# Books from the Philippines



## arnisandyz (Mar 26, 2003)

Has anyone seen or heard of these books before?  My father in law sent them to me.  One of them is printed in Tagalog, but it has pictures!  They're pretty intereseting.

Andy


----------



## Guro Harold (Mar 26, 2003)

Yes, I have an english copy of the second edition.  I Think that MARPPIO is now spearheading the third edition printing as we speak with new pictures.


----------



## moromoro (Mar 26, 2003)

i have bought all remy presas books last month in the philippines..
the above book cost 135pesos and the blue book modern arnis and its tagalog translation as well cost only 145pesos.... do not pay which is a little over $2 dollars U.S dont pay over $20 or $30 which i have seen advertised in several of the modern arnis websites...

Also i have the entire ernesto presas book collection all of his books cost 250 pesos each he is selling them in his website for $25 and $15 each do not pay this.....

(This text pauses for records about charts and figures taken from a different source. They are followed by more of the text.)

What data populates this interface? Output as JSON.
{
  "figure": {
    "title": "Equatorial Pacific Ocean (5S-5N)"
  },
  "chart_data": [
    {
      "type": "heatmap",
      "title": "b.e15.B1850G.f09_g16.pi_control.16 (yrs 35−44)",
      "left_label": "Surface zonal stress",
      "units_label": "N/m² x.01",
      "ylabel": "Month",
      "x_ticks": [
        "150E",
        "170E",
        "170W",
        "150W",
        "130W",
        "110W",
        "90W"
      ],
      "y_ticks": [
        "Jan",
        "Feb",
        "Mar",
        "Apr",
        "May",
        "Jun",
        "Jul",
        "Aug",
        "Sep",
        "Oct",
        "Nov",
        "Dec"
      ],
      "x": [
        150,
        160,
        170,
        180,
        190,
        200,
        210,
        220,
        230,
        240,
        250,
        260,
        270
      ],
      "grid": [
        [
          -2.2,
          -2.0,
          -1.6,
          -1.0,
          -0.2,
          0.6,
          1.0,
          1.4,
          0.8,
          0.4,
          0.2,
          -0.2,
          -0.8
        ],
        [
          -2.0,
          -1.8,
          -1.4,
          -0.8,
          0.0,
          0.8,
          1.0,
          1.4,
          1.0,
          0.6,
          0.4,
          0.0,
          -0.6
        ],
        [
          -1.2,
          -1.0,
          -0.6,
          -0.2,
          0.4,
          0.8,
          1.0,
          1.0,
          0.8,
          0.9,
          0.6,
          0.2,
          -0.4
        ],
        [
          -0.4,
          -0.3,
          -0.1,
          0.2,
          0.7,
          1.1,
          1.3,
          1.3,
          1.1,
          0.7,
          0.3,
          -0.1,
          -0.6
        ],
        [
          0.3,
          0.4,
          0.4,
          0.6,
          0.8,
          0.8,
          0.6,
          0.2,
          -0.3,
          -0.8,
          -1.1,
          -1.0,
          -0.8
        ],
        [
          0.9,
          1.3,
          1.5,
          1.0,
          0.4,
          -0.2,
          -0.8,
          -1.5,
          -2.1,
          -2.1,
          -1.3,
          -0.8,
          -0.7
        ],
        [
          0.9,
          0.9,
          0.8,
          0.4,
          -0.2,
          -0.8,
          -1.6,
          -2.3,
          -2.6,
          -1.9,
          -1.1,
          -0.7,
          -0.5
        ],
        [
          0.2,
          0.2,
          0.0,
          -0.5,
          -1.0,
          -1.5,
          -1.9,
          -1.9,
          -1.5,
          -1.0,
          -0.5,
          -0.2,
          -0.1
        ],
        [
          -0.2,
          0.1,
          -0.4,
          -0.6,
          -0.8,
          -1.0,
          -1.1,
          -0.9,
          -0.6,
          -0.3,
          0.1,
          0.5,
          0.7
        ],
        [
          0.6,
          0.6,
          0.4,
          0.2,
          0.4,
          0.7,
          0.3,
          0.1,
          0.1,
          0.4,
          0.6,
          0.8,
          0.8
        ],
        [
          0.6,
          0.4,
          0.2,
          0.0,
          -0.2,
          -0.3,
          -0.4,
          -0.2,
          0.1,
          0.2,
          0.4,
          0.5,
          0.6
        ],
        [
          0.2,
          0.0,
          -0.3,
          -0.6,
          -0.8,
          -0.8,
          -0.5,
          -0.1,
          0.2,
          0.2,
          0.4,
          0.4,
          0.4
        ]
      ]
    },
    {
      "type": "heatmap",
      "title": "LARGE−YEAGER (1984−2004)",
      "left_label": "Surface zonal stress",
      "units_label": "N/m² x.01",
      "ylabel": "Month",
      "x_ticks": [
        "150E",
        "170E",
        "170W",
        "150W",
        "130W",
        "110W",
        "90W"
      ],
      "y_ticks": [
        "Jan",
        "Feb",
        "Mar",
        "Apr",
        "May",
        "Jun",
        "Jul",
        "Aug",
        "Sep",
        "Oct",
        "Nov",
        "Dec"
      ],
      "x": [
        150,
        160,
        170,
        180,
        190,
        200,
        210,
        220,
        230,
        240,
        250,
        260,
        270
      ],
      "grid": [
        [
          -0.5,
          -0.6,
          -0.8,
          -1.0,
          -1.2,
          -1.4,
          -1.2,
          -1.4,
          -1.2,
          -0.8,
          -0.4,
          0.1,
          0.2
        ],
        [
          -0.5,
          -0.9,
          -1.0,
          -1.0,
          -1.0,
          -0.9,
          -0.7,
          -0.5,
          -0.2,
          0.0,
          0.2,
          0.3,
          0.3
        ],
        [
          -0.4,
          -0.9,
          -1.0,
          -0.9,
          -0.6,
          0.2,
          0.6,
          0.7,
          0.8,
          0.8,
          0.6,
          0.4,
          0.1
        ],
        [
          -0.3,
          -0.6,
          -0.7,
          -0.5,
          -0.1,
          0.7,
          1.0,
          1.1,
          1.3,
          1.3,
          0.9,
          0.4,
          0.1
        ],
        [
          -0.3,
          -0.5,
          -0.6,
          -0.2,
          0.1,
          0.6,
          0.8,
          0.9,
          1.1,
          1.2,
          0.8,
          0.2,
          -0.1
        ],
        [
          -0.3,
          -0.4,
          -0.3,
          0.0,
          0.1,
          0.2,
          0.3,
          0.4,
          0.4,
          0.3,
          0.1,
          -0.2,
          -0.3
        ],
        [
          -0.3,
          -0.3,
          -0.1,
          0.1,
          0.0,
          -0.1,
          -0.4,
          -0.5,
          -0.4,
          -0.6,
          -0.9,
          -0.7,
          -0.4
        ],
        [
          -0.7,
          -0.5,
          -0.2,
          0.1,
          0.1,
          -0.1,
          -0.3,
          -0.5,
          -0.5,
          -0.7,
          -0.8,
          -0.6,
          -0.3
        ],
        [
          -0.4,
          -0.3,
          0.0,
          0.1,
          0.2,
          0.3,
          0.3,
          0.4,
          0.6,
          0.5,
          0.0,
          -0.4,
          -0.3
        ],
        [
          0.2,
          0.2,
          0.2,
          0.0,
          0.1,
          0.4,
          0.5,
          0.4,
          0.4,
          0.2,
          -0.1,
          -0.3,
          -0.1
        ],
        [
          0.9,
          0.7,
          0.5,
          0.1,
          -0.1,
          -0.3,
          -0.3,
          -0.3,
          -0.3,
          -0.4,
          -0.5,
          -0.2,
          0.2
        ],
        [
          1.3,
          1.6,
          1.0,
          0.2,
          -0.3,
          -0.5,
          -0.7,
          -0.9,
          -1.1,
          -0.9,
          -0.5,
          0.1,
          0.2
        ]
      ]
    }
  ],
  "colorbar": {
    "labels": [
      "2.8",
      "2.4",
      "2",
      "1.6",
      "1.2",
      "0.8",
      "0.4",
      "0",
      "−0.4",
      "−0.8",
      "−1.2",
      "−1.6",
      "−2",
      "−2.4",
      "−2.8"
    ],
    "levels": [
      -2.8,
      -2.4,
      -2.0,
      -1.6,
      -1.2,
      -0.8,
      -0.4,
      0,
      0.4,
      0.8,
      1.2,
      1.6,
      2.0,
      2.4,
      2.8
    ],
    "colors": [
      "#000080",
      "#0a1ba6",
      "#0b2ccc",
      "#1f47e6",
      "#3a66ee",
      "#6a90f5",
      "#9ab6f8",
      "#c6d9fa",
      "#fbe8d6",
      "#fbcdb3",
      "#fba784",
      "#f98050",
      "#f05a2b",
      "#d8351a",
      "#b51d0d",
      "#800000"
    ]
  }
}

all of the above mentioned books are available at every national bookstore which you will find in every big mall in luzon


thanks

terry


----------



## arnisandyz (Mar 27, 2003)

Terry,

Your exactly right.  On the back of the book there is a big National Bookstore logo.  Not only do they sell books, but they also publish/print.  Production quality leaves some to be desired, but as you mentioned, for a couple bucks its well worth the price.  I had no idea that people were paying that much for this little book.  I guess people tend to take advantage if your an avid Presas fan and can't get to the PI or don't have connections there.


----------



## Rich Parsons (Mar 27, 2003)

I read the English version and I find it very informative and I like it. One of my original instructors, had a copy of the book. I hope to get a copy here real soon for myself.


----------



## Dan Anderson (Mar 27, 2003)

> _Originally posted by moromoro _
> *i have bought all remy presas books last month in the philippines..
> the above book cost 135pesos and the blue book modern arnis and its tagalog translation as well cost only 145pesos.... do not pay which is a little over $2 dollars U.S dont pay over $20 or $30 which i have seen advertised in several of the modern arnis websites...
> 
> ...


Terry,

Do you have access to where these books are sold?  I know that Prof. Presas wrote a book in Tagalog prior to any of his English books and that is the one missing from my collection.

Yours,
Dan Anderson


----------



## moromoro (Mar 27, 2003)

yes dan, the national bookstore sells all of those books, i bought a tagalog version again it was only 145pesos... the national bookstore is like the filipino barnes and noble i think you can order online and they will send it to the states for you...

here is their 

url

www.nationalbookstore.com.ph

hope this helps

terry


----------